The most notable part in iFixit’s teardown is the Qualcomm X16 modem with its WTR5975 RF transciever. This is the same modem used in leading Android smartphones, including the Samsung Galaxy S8, Note 8, Moto Z2 Force, and the Essential PH-1. We looked at where those phones stand in terms of modem features last week.
The X16 is capable of “gigabit” speeds, which aren’t really gigabit anywhere outside test labs, but they’re the fastest speeds that current networks are capable of. As we saw in our Fastest Mobile Networks tests, the Samsung Galaxy S8’s “gigabit” system was noticeably faster than other phones even on pre-“gigabit” networks.
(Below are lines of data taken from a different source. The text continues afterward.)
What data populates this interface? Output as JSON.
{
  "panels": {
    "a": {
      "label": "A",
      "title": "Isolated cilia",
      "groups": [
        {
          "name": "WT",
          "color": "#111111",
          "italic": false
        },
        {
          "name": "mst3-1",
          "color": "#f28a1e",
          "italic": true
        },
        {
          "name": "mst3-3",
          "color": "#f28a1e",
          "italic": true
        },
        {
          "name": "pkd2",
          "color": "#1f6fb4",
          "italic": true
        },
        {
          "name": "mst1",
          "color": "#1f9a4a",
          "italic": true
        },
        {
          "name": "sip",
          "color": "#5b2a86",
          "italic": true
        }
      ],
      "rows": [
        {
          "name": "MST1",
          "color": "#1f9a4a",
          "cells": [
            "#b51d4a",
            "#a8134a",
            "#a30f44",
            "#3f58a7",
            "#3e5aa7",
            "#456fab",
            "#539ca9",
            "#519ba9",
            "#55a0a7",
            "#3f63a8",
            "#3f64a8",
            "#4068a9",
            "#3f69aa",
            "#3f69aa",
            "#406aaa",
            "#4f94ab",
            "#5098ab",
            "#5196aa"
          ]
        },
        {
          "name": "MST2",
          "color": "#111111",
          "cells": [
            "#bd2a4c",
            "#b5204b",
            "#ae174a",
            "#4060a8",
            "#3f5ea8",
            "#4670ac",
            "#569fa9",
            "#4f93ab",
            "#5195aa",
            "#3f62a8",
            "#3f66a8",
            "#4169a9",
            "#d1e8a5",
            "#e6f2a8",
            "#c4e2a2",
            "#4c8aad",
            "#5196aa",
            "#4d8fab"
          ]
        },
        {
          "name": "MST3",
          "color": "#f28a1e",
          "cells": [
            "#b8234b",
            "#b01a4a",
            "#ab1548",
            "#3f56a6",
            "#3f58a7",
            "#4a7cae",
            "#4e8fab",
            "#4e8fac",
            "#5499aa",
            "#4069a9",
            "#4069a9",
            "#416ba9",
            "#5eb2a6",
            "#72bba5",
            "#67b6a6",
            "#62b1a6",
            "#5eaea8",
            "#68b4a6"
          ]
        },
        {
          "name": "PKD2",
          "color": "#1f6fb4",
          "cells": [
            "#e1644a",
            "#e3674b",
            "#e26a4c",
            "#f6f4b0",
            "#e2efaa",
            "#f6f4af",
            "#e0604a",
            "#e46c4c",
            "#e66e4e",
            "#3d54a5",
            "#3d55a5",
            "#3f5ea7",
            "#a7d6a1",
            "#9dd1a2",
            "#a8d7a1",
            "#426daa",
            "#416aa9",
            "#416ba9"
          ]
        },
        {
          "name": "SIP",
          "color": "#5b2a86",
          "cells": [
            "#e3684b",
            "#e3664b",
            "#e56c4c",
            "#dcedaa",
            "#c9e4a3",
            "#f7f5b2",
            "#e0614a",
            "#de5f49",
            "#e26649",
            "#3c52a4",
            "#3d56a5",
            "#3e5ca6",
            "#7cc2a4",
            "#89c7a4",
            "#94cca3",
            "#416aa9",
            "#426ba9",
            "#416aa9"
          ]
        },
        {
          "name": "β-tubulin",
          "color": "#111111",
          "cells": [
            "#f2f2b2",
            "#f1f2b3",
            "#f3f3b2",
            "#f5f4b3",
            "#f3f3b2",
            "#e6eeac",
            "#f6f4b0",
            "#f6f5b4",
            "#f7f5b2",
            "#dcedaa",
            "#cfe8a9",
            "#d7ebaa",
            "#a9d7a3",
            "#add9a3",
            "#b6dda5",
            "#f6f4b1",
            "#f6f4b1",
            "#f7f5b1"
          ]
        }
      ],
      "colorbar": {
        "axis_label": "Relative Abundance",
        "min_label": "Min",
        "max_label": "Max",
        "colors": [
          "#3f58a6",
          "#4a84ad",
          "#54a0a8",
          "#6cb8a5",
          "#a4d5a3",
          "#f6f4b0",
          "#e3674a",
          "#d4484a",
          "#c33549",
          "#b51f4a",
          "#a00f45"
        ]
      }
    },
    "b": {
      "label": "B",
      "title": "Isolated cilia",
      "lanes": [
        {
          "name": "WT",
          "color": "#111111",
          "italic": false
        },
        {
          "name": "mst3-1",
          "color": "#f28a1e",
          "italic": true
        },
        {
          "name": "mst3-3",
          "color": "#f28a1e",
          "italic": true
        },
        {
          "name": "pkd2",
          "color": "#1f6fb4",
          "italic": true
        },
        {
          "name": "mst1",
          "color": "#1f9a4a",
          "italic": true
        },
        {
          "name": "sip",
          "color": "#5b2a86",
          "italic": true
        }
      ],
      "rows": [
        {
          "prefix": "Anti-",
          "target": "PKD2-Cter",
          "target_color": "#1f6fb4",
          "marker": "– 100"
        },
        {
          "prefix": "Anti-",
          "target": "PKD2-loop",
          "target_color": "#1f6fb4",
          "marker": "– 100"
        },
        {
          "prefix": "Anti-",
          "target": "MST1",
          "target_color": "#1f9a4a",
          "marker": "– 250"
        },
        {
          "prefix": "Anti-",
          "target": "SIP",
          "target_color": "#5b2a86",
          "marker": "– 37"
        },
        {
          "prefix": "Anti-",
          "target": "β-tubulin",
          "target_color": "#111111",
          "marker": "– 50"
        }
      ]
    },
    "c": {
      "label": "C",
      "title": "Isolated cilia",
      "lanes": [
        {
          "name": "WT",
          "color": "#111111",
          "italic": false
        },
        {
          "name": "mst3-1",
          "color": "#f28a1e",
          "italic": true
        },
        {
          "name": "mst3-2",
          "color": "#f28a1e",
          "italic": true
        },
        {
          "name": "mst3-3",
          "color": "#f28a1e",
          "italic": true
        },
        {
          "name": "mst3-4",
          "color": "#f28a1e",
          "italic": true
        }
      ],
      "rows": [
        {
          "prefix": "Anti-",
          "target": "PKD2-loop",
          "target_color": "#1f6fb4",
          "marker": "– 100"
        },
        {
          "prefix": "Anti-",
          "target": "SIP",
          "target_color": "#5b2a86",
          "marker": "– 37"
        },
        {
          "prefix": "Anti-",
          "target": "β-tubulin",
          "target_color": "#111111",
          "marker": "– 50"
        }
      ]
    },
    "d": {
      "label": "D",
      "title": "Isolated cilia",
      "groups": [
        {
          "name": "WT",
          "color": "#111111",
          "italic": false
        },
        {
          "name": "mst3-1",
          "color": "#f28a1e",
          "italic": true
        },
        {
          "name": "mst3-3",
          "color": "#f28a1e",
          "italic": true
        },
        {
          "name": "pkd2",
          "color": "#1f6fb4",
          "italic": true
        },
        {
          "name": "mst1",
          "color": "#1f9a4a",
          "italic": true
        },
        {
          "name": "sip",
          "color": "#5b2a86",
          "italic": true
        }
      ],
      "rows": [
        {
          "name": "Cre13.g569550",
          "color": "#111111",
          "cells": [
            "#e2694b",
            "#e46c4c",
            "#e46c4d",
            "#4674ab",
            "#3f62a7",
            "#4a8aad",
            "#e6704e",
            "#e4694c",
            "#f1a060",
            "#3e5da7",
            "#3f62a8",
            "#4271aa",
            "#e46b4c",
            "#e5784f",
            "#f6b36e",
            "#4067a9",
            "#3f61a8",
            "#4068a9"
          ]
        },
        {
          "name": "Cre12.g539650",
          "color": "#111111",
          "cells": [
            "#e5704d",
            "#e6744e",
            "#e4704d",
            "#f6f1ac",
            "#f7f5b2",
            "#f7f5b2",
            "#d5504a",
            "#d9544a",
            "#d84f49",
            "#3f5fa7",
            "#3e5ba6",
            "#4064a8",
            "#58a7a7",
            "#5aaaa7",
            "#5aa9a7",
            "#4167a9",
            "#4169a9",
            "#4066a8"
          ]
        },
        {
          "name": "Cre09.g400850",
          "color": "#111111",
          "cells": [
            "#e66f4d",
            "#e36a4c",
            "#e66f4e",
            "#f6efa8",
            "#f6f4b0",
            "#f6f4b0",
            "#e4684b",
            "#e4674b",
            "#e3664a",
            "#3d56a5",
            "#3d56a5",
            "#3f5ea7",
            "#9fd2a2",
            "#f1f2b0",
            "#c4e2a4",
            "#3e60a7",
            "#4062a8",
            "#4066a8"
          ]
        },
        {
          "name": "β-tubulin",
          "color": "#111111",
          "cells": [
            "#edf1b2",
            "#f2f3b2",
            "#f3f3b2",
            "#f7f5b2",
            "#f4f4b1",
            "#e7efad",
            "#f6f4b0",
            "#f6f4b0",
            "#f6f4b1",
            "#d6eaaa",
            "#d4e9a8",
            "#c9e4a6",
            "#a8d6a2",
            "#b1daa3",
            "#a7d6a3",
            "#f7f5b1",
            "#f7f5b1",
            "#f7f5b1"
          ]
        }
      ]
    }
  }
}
But alas, the iPhone 8 is not a gigabit phone after all. To hit gigabit speeds, you need three components: the modem, antennas for 4×4 MIMO, and software support for 256/64QAM encoding. We’ve learned that the iPhone 8 doesn’t have the four antennas needed for 4×4 MIMO, which would restrict it to either 600Mbps or 800Mbps, depending on the way the rest of the phone is configured.
The lack of 4×4 isn’t just about speed. 4×4 MIMO tends to improve coverage in edge and weak signal areas, which may contribute to why the iPhone 8 still takes longer to recover from dead zones than the Galaxy S8, in our testing.
You’ll still get better performance on the iPhone 8 versus the iPhone 7, which had Qualcomm’s Snapdragon X12, especially in Canada. The X16 supports four-carrier aggregation, which Bell and Telus in Canada are using to achieve real-world speeds pushing 500Mbps, according to our Fastest Mobile Networks Canada tests. The iPhone 7’s X12 only had three-carrier aggregation.
This Happened on Purpose
Apple could have put 4×4 MIMO antennas in its phone; it probably didn’t because of Intel.
There are three different SKUs of each iPhone 8 model: one with CDMA, one without, and one for Japan. We’re pretty sure the CDMA and Japan SKUs use the X16. But we think the third model uses an Intel modem, the XMM7480, which doesn’t support 4×4 MIMO. Apple doesn’t want the different models of its phone to perform very differently.